More specifically, then, why is the Catholic Church against contraception? There can be only one reason, which is that contraception is against God’s purpose in creating human sexuality. It makes children an option of married life rather than a normal, integral part of it. It encourages the separation of sex from marriage. It turns sex into a recreational activity rather than a profound and sacred act. It turns women into playthings. It undermines its unitive purpose. The contraceptive mentality inevitably leads to abortion, in part as backup for failed contraception (virtually every country that made contraception widely available has soon legalized abortion).
Contraception also bears on how we understand God to be. Probably the earliest profession of Christian faith was “Jesus is Lord” (Rm. 10:9). To say Christ is Lord is to say He rules our lives, including our sexual life. What does God ask of us in sex? To honor His purpose in creating sex. The sexual act is nothing less than the mutual, loving, self-donating contemplation of spouses. Children are the fruit of enchanted contemplation. Contraception is the return to disenchanted, instrumental use of one’s spouse.
In the words of one author, contraception is tantamount to saying:
I am lord of this act. It serves my purposes.
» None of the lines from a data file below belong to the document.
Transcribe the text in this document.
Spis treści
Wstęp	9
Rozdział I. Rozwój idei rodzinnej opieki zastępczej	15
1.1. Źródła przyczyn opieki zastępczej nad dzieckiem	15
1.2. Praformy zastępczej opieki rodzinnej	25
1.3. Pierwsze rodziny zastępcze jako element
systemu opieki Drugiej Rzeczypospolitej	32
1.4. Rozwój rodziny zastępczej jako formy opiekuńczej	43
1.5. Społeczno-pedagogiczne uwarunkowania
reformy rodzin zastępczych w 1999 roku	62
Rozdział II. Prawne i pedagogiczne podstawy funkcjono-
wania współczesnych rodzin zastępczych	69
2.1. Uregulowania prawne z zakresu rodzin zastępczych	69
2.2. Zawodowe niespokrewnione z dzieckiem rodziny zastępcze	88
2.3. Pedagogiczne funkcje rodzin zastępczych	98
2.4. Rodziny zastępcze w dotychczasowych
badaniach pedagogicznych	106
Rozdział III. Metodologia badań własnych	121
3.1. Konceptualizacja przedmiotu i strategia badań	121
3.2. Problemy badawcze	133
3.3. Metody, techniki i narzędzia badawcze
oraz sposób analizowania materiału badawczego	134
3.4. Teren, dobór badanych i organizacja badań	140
In this particular case it may be an expression of love, in another instance it may be simply for pleasure, in another instance it may be for having a child, but in every case, it is what I decide it to be. For I am the Lord of my sexual actions. It has no intrinsic nature given to it by God that I must respect.
In short, contraception displaces God as Lord of our sexual lives and actions – the very basis of His first commandment (“Be fruitful and multiply”) – and the means by which spouses co-create in making beings in His “image” and “likeness.”
Abandoning God as Lord and replacing Him with ourselves has ramifications – ramifications which have been working out their logic for decades. First, we deny there was an intrinsic telos (purpose) to the sexual act. Each couple individually decides on its purpose, without reference to the Creator of sex. Consequently, not only is the act of sex distorted, but even our embodied sexual nature evaporates. There is no longer the enchantment of romance of male and female, but a disenchanted collection of body parts which can be mixed and matched at technological leisure. Next, we will deny that there is an intrinsic nature to human beings at all, thus paving the way for the social acceptance of genetic engineering of humans.
This is a major reason why Christians experience such little enchantment in our modern world. And this is a point that is missing in Dreher’s otherwise fine book.